Harrison, however, said he thinks the apparel sector is due for a rebound, perhaps as early as this year.
“My opinion is that everybody has 40 suits in the closet and is asking ‘Why do I need to buy a 41st suit?”‘ he said. “But there’s a lot of apparel out there that needs to be replaced. There is some pent-up demand, and I think this demand is going to come into the stores this year.”
To which Martinez responded, “I always hope you’re right, Gil, but only an investment banker would have 40 suits in the closet.”
Martinez said the pace of consolidation on the vendor and the retailer sides makes it more difficult for stores to differentiate their assortments. Although Sears has stepped up its private label business to remedy this, Martinez said, the retailer also is looking for small suppliers that can provide exciting merchandise from a “design and value” standpoint.
“The challenge for all of us is to find those small vendors, those resources with ideas and differentiation from a product point of view that makes the [shopping] experience exciting,” he said. “Here’s a place where the local retailer has the opportunity to set himself apart from the big national chains.”
Responding to a question about the importance of retailers being on the Internet, Martinez said, “It’s not something I’m worried about in the first quarter.”
Panelist Michael J. Boskin, a former chairman of the Council of Economic Advisors, said he is bullish about long-term economic growth but more cautious about the near future.

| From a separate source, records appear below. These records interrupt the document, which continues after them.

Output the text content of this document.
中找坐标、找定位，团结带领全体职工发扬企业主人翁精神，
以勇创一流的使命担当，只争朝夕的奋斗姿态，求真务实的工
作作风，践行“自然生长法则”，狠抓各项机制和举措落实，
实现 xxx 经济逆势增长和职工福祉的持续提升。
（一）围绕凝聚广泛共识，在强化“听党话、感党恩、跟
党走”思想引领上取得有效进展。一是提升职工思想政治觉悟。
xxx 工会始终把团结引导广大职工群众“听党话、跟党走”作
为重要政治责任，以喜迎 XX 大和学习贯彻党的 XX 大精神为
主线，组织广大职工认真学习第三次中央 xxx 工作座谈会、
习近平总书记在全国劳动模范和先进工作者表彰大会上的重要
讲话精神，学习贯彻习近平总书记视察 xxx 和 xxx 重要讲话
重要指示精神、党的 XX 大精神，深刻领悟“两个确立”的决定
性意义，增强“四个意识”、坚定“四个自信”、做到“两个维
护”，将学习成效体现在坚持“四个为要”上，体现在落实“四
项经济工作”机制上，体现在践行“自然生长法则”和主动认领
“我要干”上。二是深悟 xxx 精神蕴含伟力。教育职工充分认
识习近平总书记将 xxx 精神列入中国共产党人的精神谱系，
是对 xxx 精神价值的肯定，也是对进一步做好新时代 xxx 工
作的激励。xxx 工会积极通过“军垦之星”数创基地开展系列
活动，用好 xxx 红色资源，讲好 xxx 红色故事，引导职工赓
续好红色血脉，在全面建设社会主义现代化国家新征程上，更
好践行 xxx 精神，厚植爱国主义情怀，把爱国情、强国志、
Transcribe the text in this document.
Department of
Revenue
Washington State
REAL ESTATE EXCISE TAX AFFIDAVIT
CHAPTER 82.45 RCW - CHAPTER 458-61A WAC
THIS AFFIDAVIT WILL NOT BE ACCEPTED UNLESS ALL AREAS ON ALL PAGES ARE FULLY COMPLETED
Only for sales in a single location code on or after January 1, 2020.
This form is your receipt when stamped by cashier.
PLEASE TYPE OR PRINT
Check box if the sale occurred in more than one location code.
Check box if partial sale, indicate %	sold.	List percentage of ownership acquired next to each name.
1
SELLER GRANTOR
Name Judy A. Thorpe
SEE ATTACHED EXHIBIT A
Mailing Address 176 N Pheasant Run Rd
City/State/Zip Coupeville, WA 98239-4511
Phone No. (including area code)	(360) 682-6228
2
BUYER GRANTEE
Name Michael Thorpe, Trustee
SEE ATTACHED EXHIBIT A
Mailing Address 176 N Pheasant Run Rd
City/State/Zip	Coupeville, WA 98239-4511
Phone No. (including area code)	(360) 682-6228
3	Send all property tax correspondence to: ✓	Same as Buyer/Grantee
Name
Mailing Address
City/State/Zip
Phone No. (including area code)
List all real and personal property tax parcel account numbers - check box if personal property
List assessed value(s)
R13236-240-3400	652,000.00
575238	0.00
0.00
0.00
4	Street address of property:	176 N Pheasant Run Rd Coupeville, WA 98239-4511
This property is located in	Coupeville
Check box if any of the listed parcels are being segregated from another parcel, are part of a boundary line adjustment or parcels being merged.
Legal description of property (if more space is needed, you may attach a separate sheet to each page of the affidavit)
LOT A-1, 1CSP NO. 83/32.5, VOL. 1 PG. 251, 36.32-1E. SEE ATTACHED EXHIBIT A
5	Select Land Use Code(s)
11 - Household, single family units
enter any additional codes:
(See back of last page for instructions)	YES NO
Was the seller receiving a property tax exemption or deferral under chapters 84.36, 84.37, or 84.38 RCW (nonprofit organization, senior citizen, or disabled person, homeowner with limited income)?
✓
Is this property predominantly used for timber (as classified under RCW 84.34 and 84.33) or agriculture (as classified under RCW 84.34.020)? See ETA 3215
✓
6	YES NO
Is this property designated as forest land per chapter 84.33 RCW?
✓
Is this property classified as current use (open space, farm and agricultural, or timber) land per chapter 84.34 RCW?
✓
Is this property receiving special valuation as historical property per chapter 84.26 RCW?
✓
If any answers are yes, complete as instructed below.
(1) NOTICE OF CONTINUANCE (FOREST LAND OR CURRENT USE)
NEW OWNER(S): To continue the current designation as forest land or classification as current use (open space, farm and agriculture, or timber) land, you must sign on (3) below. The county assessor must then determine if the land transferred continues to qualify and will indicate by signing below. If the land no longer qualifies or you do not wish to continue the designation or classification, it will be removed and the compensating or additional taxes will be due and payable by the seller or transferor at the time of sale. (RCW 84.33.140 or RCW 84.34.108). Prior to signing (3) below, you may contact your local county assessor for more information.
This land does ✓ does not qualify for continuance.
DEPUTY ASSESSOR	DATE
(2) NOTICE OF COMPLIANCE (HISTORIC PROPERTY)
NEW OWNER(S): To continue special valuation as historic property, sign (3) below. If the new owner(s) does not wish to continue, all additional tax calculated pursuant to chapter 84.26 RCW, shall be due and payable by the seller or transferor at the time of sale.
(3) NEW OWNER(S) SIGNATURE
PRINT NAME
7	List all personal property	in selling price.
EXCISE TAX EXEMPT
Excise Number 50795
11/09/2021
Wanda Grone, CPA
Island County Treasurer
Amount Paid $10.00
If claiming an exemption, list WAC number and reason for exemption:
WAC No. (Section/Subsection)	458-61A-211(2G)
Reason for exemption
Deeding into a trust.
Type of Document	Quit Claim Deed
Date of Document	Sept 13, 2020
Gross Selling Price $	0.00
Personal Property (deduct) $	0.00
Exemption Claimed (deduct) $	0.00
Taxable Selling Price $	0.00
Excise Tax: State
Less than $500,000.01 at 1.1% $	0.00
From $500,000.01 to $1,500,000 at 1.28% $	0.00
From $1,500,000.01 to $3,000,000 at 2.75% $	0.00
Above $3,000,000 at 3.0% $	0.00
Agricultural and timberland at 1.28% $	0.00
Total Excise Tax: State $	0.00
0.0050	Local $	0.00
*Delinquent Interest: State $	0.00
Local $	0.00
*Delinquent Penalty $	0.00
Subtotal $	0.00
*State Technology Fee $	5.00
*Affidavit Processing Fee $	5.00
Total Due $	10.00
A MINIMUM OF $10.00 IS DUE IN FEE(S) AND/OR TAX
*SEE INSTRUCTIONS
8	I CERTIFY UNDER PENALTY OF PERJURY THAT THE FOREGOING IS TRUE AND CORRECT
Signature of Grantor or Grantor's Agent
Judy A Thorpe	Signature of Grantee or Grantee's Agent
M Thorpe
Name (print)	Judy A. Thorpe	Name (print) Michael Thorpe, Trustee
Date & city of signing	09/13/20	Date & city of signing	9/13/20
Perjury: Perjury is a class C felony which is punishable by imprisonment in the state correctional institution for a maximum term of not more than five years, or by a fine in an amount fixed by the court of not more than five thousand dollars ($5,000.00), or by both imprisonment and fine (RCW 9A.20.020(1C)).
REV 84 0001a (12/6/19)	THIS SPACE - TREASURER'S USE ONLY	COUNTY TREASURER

He predicted that disposable income will grow at about a 2 percent rate this year, but most of it will come in the second half rather than the first.
Boskin said he expects continued strength in Northern California, the Southeast and the Rocky Mountain states.
Jane Bryant Quinn, a personal finance columnist and panel moderator, told retailers not to overlook the declining population of adults aged 25 to 34, a group that is shrinking in numbers by about 1 percent a year.
“That is a tremendous loss in buying power, and it’s not easily replaced,” she said. “Baby boomers are spending, but instead of buying stuff, they’re buying economic and financial security.”